There was no doubting Cecil's courage or fundamental decency but despite Chester's liking for the older man, some of Cecil's decisions and his inertia frustrated Wilmot, who wrote to his father that the ABC producer was a ‘tired man . . . He always thinks in terms of the difficulties not in terms of overcoming them.'
14
This characterisation of the generally well-intentioned Cecil does not take account of the hard work and the rigours of his time in the field over the coming year. Nevertheless, his management of the field unit and his own recording priorities sometimes obstructed Wilmot's reporting plans. The engineer with the field unit, RJ Boyle, was a senior PMG officer and a stubborn, difficult and abrasive character, sensitive to his status within the unit. He vehemently rejected any involvement by Cecil or Wilmot in technical matters and refused to acknowledge Cecil's position as leader of the unit, which was required by the Army accreditation under which it had to operate.

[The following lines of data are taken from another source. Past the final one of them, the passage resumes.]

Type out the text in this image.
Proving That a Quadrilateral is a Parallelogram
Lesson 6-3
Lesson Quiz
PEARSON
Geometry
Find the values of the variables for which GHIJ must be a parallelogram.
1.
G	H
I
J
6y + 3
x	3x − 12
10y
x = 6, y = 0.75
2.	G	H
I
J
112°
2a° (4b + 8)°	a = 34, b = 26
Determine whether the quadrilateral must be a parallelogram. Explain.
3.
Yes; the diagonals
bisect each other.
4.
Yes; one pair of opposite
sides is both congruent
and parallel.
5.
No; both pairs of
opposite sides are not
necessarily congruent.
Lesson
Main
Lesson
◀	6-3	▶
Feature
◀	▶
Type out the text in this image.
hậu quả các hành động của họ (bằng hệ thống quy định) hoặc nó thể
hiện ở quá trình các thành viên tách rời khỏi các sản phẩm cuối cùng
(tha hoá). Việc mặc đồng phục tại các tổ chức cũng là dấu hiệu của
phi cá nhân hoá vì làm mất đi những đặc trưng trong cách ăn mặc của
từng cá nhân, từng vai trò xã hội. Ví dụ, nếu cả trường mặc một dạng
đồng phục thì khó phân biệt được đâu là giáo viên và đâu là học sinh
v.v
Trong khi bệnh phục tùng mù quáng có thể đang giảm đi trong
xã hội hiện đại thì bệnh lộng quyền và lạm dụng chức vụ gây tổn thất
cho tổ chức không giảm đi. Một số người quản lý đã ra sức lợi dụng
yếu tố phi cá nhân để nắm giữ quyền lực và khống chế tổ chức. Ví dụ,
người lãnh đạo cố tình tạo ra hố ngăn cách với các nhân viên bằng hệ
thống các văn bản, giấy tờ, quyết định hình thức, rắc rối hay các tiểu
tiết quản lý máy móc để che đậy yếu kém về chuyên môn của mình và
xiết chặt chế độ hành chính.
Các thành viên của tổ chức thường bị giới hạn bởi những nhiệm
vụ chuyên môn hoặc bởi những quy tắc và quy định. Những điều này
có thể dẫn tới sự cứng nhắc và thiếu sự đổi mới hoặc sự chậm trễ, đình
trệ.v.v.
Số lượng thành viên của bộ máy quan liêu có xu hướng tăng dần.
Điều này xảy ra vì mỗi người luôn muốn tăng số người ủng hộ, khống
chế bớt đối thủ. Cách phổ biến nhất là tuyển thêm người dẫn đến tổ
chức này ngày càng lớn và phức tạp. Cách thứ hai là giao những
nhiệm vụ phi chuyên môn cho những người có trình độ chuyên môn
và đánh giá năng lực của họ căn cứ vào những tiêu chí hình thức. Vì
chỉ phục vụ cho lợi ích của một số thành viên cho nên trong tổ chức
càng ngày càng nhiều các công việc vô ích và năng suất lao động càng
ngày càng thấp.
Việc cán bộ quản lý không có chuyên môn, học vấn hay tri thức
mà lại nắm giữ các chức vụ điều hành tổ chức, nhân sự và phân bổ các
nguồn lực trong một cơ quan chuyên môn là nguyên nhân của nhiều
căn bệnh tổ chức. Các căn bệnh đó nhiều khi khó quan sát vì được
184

With Cecil lacking the necessary toughness to manage the conflict, it was an almost impossible situation. Luckily, Boyle would spend his time on base, managing the radio receiving station at Gaza with the other technician Leo Gallwey, rather than in the field with Wilmot or Cecil.

Colder winter weather arrived as the Field Unit moved into a simple, five-room concrete block house at Gaza that would become a permanent base. The house, rented from a
local Arab landowner, had a garden plot and was only around 500 yards from the sea. Wilmot did a quick sketch of the layout of the house for his diary.
15

Boyle erected aerials and set up the receiving equipment to pull in ABC radio broadcasts from the AWA transmitter at Pennant Hills in Sydney. It had been intended to on-pass the broadcasts through long cables and speakers to the troops in the surrounding camps, but this proved impractical and, instead, radio news received at the Gaza base was taken down in shorthand and then sent to Jerusalem to be broadcast by the Palestine Broadcasting Service.

The members of the unit were accorded the privileges of army officers and Cecil arranged batmen and a cook for the ABC house – army drivers were also provided. Wilmot would come to admire the unaffected bravery and resilience of Australian soldiers but he had no illusions about their behaviour – ‘I don't wonder the Arabs feel sore about the way the Diggers behave,' he wrote in his diary. ‘There have been some ugly incidents.'
16
The night before Wilmot and his companions moved into the Gaza house Australian Diggers robbed an orchard belonging to the Arab landlord and beat
his watchman. And there were other, more disturbing stories of violent behaviour by Diggers circulating, including the shooting of a villager.